Thursday, October 16, 2014

Deianira and erotic alchemy

Deianira's opening speech in Women of Trachis is a powerfully compressed reminiscence of a married woman in the prime of life. Exiled thanks to her husband's horrific act of violence against Iphitus, she looks back to when as a young girl, already the object of desire by the ancient bull-dragon-River God Achelous, she experienced a nightmarish dread of marriage (and of erotic desire), and a kind of dreamlike salvation through the mighty arms of Heracles.

The surfacing of those early fears leads to ruminations on what it's like to be married to a kind of superman action figure always away, always on call. Heracles is hounded by Hera, exploited by Eurystheus, dominated by Omphale, and about to be destroyed by Deianira, who speaks of her man as the sole guarantor of her and her children's lives and happiness.
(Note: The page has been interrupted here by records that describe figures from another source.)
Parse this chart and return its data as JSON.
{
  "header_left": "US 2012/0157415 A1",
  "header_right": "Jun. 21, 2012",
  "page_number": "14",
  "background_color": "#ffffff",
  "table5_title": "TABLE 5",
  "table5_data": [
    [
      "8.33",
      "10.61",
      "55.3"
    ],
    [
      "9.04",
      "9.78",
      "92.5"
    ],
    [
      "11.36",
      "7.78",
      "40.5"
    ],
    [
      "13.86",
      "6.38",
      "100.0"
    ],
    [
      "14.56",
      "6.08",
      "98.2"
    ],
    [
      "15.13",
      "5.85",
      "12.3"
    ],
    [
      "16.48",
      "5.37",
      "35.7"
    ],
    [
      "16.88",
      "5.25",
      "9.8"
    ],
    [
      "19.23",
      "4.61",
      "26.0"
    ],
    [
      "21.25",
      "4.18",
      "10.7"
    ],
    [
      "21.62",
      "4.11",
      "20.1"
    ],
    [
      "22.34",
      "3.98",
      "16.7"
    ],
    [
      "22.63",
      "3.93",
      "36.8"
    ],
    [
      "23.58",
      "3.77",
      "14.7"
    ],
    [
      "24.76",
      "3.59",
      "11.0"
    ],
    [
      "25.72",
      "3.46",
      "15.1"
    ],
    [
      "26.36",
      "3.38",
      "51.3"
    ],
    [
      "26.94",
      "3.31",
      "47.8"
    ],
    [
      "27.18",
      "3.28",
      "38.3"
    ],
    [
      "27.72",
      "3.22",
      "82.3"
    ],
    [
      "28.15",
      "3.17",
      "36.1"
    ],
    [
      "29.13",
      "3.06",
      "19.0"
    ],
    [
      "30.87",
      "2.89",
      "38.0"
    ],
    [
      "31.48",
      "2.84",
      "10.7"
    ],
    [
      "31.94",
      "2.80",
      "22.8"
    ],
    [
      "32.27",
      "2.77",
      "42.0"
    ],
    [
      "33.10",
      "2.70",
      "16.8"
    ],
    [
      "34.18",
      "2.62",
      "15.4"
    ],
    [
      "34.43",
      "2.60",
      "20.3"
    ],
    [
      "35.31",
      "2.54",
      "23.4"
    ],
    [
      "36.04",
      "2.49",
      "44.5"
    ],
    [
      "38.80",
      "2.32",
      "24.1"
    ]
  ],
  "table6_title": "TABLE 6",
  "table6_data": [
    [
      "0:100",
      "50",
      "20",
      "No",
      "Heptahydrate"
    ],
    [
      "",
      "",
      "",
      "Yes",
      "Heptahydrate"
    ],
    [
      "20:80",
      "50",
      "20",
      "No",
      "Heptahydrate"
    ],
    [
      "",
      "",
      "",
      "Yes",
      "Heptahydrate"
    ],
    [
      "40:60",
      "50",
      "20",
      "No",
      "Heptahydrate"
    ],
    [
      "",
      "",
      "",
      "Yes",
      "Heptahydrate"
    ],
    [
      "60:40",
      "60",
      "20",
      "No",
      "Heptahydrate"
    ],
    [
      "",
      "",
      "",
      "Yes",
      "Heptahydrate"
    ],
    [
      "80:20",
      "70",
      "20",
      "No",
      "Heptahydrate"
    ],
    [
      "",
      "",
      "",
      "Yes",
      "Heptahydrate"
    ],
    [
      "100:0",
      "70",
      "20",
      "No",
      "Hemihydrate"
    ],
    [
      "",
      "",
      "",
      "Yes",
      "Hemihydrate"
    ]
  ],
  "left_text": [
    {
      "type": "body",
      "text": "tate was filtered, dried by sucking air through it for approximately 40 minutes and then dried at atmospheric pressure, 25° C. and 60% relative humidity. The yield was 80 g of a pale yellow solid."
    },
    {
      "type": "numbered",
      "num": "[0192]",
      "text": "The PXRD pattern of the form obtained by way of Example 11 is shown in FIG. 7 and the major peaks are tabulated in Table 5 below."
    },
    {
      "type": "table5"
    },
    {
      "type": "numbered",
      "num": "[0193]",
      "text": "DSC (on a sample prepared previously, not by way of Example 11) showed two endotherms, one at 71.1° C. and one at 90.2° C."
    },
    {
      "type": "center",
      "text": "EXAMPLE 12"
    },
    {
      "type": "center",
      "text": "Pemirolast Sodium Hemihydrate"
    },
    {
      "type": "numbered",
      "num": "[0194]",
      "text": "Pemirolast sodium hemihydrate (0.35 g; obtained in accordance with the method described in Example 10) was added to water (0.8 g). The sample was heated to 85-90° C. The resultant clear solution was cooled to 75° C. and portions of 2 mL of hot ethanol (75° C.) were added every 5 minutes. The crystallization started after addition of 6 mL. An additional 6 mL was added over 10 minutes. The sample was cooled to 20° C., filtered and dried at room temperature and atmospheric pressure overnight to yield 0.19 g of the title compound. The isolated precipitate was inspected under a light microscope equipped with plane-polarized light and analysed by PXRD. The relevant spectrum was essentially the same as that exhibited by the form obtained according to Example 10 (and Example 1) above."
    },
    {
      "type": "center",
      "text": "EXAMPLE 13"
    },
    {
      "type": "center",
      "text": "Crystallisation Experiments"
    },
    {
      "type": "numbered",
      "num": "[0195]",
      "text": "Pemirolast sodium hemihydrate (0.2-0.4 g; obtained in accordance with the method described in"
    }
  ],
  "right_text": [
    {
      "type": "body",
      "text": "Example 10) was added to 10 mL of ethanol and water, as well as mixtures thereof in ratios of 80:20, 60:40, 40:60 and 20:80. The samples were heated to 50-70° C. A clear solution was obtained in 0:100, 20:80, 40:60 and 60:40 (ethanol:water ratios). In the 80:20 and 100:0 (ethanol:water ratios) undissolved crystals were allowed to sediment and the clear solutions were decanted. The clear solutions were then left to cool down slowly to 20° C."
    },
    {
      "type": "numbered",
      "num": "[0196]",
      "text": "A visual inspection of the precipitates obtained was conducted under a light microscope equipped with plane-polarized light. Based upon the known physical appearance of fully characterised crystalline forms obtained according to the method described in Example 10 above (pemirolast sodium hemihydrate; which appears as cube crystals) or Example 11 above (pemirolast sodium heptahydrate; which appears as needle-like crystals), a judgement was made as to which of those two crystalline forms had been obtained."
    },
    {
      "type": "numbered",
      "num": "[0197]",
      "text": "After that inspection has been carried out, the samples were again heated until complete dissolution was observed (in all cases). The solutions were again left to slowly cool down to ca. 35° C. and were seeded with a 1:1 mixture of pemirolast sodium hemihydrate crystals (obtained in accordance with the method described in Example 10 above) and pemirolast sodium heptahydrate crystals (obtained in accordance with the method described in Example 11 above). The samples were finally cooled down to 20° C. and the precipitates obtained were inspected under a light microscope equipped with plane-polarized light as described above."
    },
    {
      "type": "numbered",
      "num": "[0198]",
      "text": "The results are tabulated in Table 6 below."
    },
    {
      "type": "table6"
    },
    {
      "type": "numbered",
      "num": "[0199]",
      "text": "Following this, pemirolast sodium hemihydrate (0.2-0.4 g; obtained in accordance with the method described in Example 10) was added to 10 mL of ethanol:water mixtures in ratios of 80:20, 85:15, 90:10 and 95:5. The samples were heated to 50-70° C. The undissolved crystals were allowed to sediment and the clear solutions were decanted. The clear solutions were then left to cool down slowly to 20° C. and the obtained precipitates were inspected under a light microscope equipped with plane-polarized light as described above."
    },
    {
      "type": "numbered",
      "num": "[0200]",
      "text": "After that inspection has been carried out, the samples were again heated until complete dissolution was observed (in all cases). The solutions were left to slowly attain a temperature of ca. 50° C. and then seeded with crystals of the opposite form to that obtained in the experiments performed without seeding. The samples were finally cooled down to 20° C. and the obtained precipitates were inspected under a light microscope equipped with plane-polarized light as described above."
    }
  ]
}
Trachis opens at ground level, exposing the roots of men and women, the latent terrors and erotic alchemy that make it possible for a young virgin to be attractive to an ancient shape-shifting god who's the scariest thing imaginable to her; etching as well the status of a woman, a centripetal home-maker (and fertile seedbed) yoked to a potent wandering Punisher who is subject in turn to the inestimable enmity of the most powerful goddess.
ἐγὼ γὰρ ἥμην ἐκπεπληγμένη φόβῳ 
μή μοι τὸ κάλλος ἄλγος ἐξεύροι ποτέ
But I was struck with terror,
lest my beauty should win me torment in the end.
Right from the start, Sophocles enmeshes us in a web of opposites that repel and attract. Deianira's word for being "struck" is ἐκπλήσσω:  It carries the sense of being driven out of one's senses by shock, fear, or amazement; panic-struck. It means can also mean: seized with desire, love-struck. 

The opening of Women of Trachis is seething with latent forces, desires, and fears, some of the deepest known to women and to men. Torment and beauty sit at the root of Deianira's and Heracles' world. One might describe such an opening, in short, as over-sexed.